A Ditadura vista e sofrida pelas crianças

Meninos e meninas foram expostos à violência dos agentes de repressão do Estado durante o Regime Militar. São lembranças que não se apagam

Por FRANCISCO ALVES FILHO

Carlos Avezedo

Carlos Avezedo – Arquivo Pessoal

Rio – Não é fácil para Dermi Azevedo, 70 anos, recordar o que o filho sofreu em meio à Ditadura Militar. O menino Carlos tinha apenas 1 ano e 8 meses quando, em janeiro de 1974, agentes do Departamento Estadual de Ordem Política e Social de São Paulo (Deops) tocaram a campainha da casa, à procura de seus pais. Só encontraram a babá, Joana, e o bebê, que chorava bastante. Dada a ordem para que os dois ficassem de pé, somente a moça obedeceu.
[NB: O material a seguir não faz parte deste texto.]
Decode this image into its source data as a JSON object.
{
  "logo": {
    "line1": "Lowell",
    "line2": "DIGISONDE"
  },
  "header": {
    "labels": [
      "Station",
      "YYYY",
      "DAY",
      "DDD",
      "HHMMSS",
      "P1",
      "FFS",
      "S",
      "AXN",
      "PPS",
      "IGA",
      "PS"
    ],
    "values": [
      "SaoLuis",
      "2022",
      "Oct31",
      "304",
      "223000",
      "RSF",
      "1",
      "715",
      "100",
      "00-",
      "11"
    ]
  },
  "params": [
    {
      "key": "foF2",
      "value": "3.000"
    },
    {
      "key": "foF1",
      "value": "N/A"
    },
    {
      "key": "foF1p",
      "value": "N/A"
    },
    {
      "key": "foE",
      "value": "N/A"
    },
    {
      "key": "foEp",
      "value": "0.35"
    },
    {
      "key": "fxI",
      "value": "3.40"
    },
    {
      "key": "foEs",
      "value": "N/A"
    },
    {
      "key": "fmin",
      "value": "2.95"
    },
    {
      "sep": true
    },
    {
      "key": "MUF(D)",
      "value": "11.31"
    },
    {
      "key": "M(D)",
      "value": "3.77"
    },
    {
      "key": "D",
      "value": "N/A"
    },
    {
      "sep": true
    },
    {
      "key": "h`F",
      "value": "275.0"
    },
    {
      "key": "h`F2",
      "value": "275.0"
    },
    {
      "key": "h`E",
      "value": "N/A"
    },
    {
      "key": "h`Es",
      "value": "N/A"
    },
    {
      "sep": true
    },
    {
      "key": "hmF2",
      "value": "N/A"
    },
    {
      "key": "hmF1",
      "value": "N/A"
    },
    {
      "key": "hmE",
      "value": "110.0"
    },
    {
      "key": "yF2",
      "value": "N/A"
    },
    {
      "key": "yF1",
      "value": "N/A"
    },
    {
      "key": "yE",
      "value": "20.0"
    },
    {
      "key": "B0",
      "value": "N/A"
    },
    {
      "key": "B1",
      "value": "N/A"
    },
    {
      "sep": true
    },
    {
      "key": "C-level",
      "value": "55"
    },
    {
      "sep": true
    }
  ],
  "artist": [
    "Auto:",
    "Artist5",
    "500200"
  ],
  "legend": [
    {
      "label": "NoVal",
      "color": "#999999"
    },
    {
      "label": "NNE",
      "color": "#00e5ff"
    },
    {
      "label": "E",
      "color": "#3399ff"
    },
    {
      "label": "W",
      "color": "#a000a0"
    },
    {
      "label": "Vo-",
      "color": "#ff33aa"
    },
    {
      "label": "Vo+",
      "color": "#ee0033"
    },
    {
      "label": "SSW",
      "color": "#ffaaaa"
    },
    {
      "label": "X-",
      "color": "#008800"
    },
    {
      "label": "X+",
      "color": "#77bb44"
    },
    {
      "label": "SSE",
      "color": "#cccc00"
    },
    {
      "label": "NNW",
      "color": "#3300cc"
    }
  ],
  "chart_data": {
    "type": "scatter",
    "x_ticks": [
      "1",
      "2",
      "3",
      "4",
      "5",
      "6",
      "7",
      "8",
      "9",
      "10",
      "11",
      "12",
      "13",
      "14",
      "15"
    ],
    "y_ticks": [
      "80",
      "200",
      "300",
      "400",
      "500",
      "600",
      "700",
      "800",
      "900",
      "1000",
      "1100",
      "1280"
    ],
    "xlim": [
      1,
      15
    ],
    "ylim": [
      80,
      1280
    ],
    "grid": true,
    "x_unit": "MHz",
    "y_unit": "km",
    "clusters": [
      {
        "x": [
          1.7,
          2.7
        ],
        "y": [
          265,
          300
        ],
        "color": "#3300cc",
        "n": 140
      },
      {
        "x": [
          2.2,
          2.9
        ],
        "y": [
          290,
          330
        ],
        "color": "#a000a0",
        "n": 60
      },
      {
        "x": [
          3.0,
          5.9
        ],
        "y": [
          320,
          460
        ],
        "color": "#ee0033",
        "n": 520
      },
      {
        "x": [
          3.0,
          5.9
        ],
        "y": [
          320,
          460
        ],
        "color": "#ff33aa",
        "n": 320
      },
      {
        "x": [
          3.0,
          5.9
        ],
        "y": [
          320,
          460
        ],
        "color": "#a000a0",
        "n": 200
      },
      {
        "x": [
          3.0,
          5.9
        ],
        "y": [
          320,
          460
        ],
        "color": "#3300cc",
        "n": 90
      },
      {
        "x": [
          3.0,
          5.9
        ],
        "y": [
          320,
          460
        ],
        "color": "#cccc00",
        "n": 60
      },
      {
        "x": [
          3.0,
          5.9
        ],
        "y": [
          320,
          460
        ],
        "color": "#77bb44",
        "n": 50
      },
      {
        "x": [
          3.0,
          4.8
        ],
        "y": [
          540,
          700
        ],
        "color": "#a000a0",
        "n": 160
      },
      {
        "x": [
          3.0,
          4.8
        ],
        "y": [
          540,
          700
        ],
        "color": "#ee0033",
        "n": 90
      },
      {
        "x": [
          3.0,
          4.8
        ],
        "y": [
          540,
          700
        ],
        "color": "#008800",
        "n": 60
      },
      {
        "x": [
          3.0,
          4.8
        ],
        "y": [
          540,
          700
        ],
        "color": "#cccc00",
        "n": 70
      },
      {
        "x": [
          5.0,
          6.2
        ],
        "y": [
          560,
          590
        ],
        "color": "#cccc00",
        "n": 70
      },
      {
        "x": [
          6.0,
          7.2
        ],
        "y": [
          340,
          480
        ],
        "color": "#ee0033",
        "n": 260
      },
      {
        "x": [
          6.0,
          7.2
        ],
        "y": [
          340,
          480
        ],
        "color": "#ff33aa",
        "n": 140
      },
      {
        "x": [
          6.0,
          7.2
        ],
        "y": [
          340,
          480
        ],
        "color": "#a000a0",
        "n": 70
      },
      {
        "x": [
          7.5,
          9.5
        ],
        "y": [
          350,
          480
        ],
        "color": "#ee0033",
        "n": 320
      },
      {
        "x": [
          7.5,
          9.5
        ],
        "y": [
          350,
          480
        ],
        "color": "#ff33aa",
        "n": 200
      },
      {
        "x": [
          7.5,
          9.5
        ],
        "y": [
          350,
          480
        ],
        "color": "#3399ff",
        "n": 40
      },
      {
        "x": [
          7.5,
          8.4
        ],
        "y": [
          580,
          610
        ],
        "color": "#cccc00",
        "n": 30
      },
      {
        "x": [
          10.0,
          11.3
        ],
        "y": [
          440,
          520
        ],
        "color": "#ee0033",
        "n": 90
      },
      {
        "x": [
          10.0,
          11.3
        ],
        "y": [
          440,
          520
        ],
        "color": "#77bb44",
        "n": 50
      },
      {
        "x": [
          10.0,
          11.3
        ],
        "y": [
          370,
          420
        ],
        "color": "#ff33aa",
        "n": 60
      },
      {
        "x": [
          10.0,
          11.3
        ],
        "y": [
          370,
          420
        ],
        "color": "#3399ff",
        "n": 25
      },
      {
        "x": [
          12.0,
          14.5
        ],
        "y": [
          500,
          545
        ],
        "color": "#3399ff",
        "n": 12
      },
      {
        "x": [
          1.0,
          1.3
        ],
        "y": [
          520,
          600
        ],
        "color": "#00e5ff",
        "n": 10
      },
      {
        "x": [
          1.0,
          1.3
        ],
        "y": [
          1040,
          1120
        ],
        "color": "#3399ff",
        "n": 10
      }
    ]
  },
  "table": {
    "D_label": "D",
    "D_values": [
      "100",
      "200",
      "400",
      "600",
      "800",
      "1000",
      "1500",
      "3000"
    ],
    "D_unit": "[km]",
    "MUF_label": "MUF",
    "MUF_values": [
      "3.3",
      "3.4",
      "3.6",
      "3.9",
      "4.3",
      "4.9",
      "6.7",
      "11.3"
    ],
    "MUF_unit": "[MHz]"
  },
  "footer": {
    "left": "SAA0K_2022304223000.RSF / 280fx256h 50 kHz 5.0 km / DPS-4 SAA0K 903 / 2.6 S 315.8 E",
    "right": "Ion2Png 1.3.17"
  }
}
O que se seguiu foi um tapa do policial no pequeno Carlos, que chegou a cortar-lhe os lábios. Foi levado para o Deops, onde voltou a ser agredido, e dali para a casa do avô — foi jogado no meio da sala. A experiência deixou marcas profundas. A juventude do filho de Azevedo foi marcada pela depressão, psicose e outros distúrbios psíquicos. Acabou por se matar em 2013.

Para quem viveu um drama como esse, o anúncio feito pelo presidente Jair Bolsonaro de que o aniversário do golpe militar de 1964 deveria ser comemorado hoje pelas Forças Armadas soa como uma ofensa. “Ele presta um grande serviço à impunidade e consagra um Estado que não é o de Direito e não tem nada a ver com a democracia”, diz Azevedo, que na época era militante da Aliança Libertadora Nacional. A violência sofrida por seu filho Carlos Alexandre Azevedo foi reconhecida pelo Ministério da Justiça em 2010. Naquele ano, em entrevista à jornalista Solange Azevedo, da revista IstoÉ, desabafou sobre as agressões. “Até hoje sofro os seus efeitos. Tomo antidepressivo e antipsicótico. Tenho fobia social”.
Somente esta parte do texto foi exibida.